Whether this continues is the subject of intense debate among property analysts, with UBS's Gregor Kuglitsch among those who think there's a little further to go.

His 'buy' rating and target price of 2,600p is accompanied by expectations for upward momentum in the full-year margin consensus of slightly over 26%. In the first six months, the figure jumped to 27.6% from 23.8% a year earlier.

Kuglitsch also thinks the results and strong cash flow generation will ultimately lead to increased dividend payments above the current commitment for a minimum return of capital of 110p a year until 2021.

The company has already returned surplus capital of £4.85 per share, equivalent to £1.5 billion, and about £630 million more than originally planned in its long-term strategy plan of 2012.

With its high return on equity, Persimmon trades at a 30% premium to the sector, according to Liberum's Thomas Buisson. He continues to favour growth stocks in the form of Galliford Try, Bellway, MJ Gleeson and Redrow.

Buisson, who has a 'hold' rating on Persimmon, believed that the housebuilder's rising operating margin partly reflected the benefits of bringing through cheaper land.

Persimmon reported little change in market conditions, with customer interest over the last seven weeks still robust and its average weekly private sales rate per site 2% ahead of the same period last year.

Despite fears of a market downturn caused by Brexit uncertainty and rising inflation, healthy employment levels and record-low interest rates appear to be sustaining buyer interest.

Persimmon said customers are also finding good levels of support from mortgage lenders after the approval of about 195,000 loans during the second quarter of 2017. This figure is very similar to a year earlier, despite the uncertainty of the general election result.

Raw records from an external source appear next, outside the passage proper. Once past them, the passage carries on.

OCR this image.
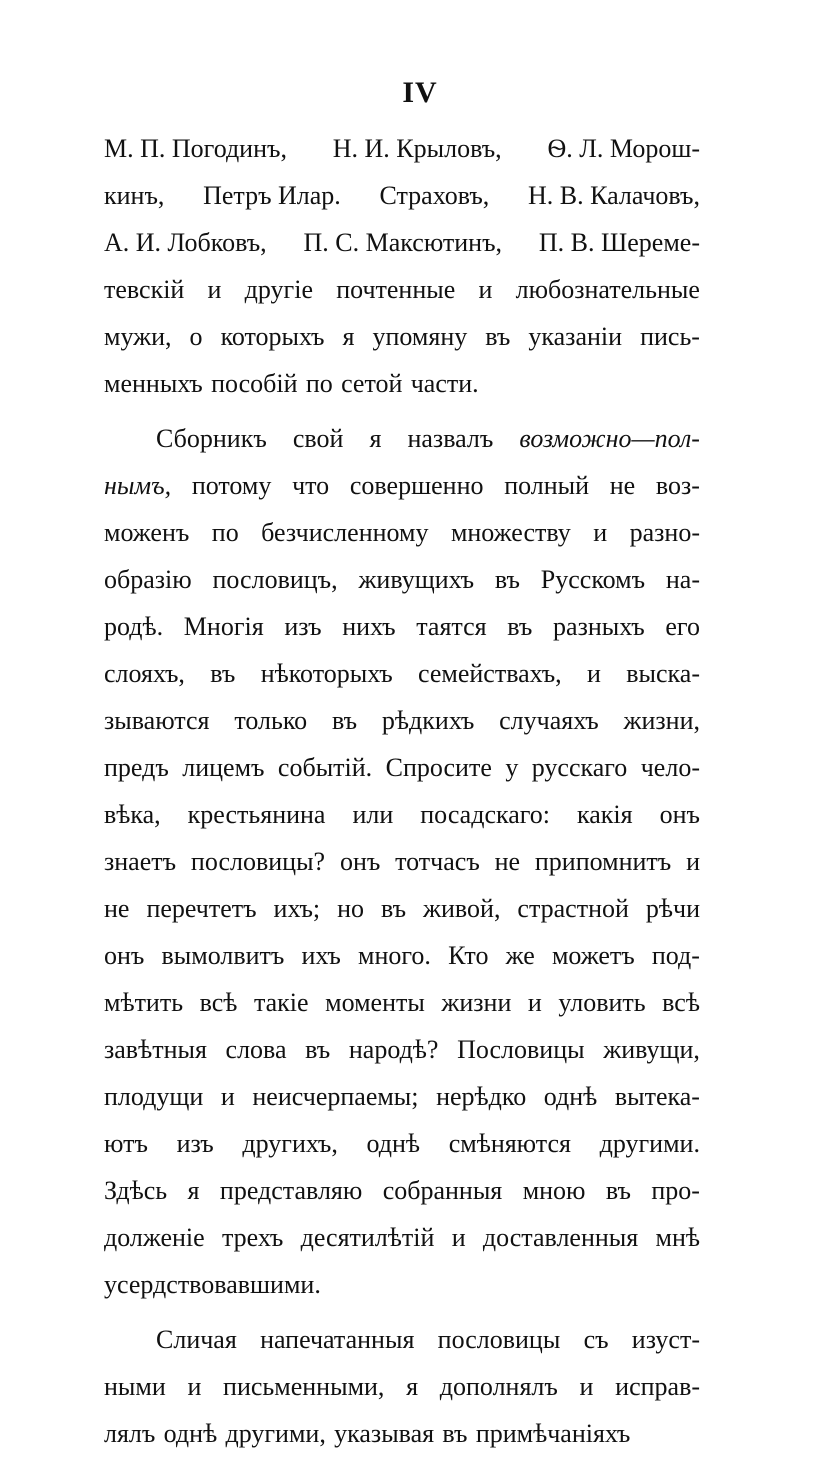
IV
М. П. Погодинъ, Н. И. Крыловъ, Ѳ. Л. Морош-
кинъ, Петръ Илар. Страховъ, Н. В. Калачовъ,
А. И. Лобковъ, П. С. Максютинъ, П. В. Шереме-
тевскій и другіе почтенные и любознательные
мужи, о которыхъ я упомяну въ указаніи пись-
менныхъ пособій по сетой части.
Сборникъ свой я назвалъ возможно—пол-
нымъ, потому что совершенно полный не воз-
моженъ по безчисленному множеству и разно-
образію пословицъ, живущихъ въ Русскомъ на-
родѣ. Многія изъ нихъ таятся въ разныхъ его
слояхъ, въ нѣкоторыхъ семействахъ, и выска-
зываются только въ рѣдкихъ случаяхъ жизни,
предъ лицемъ событій. Спросите у русскаго чело-
вѣка, крестьянина или посадскаго: какія онъ
знаетъ пословицы? онъ тотчасъ не припомнитъ и
не перечтетъ ихъ; но въ живой, страстной рѣчи
онъ вымолвитъ ихъ много. Кто же можетъ под-
мѣтить всѣ такіе моменты жизни и уловить всѣ
завѣтныя слова въ народѣ? Пословицы живущи,
плодущи и неисчерпаемы; нерѣдко однѣ вытека-
ютъ изъ другихъ, однѣ смѣняются другими.
Здѣсь я представляю собранныя мною въ про-
долженіе трехъ десятилѣтій и доставленныя мнѣ
усердствовавшими.
Сличая напечатанныя пословицы съ изуст-
ными и письменными, я дополнялъ и исправ-
лялъ однѣ другими, указывая въ примѣчаніяхъ
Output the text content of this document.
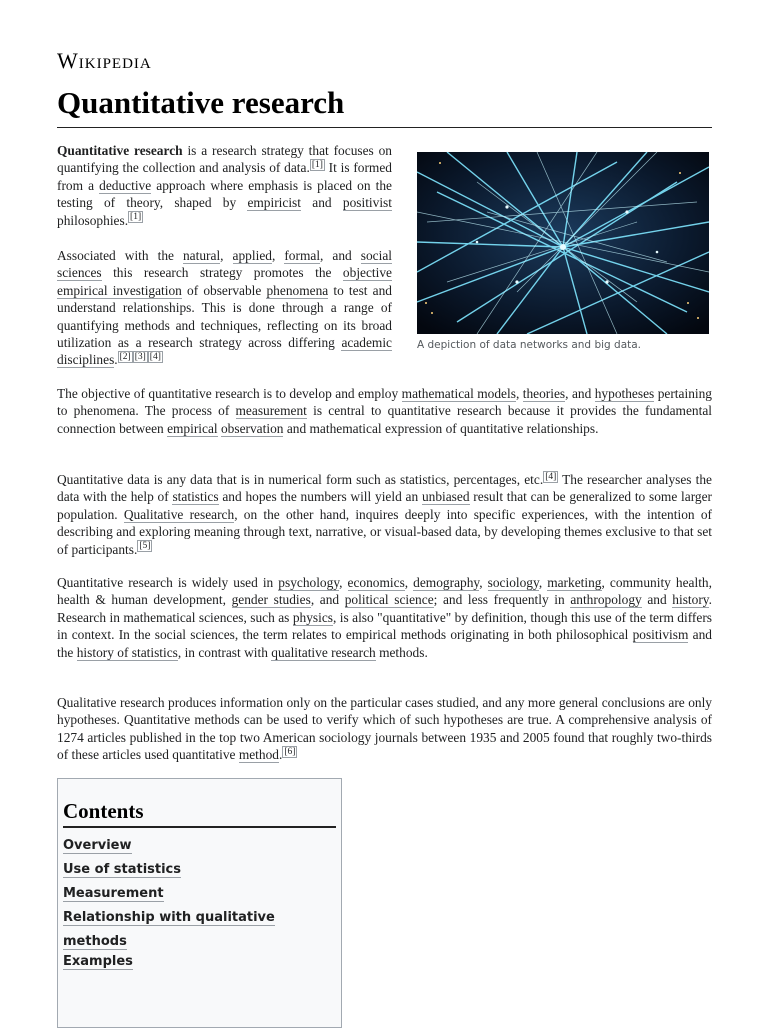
Wikipedia
Quantitative research

Quantitative research is a research strategy that focuses on quantifying the collection and analysis of data. [1] It is formed from a deductive approach where emphasis is placed on the testing of theory, shaped by empiricist and positivist philosophies. [1]

Associated with the natural, applied, formal, and social sciences this research strategy promotes the objective empirical investigation of observable phenomena to test and understand relationships. This is done through a range of quantifying methods and techniques, reflecting on its broad utilization as a research strategy across differing academic disciplines. [2] [3] [4]

A depiction of data networks and big data.

The objective of quantitative research is to develop and employ mathematical models, theories, and hypotheses pertaining to phenomena. The process of measurement is central to quantitative research because it provides the fundamental connection between empirical observation and mathematical expression of quantitative relationships.

Quantitative data is any data that is in numerical form such as statistics, percentages, etc. [4] The researcher analyses the data with the help of statistics and hopes the numbers will yield an unbiased result that can be generalized to some larger population. Qualitative research, on the other hand, inquires deeply into specific experiences, with the intention of describing and exploring meaning through text, narrative, or visual-based data, by developing themes exclusive to that set of participants. [5]

Quantitative research is widely used in psychology, economics, demography, sociology, marketing, community health, health & human development, gender studies, and political science; and less frequently in anthropology and history. Research in mathematical sciences, such as physics, is also "quantitative" by definition, though this use of the term differs in context. In the social sciences, the term relates to empirical methods originating in both philosophical positivism and the history of statistics, in contrast with qualitative research methods.

Qualitative research produces information only on the particular cases studied, and any more general conclusions are only hypotheses. Quantitative methods can be used to verify which of such hypotheses are true. A comprehensive analysis of 1274 articles published in the top two American sociology journals between 1935 and 2005 found that roughly two-thirds of these articles used quantitative method. [6]

Contents
Overview
Use of statistics
Measurement
Relationship with qualitative methods
Examples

Persimmon added that the value of its forward sales was now 15% stronger than at the same point last year at £2 billion. It has 6,669 new homes forward sold, with an average selling price of around £231,500. Half-year profits were up 30% to £457.4 million.

Since Persimmon launched its long-term strategy at the start of 2012, the company has delivered about 72,500 new homes across the UK. It has also invested nearly £3 billion in new land and opened about 1,100 new sales outlets.

This article is for information and discussion purposes only and does not form a recommendation to invest or otherwise. The value of an investment may fall. The investments referred to in this article may not be suitable for all investors, and if in doubt, an investor should seek advice from a qualified investment adviser.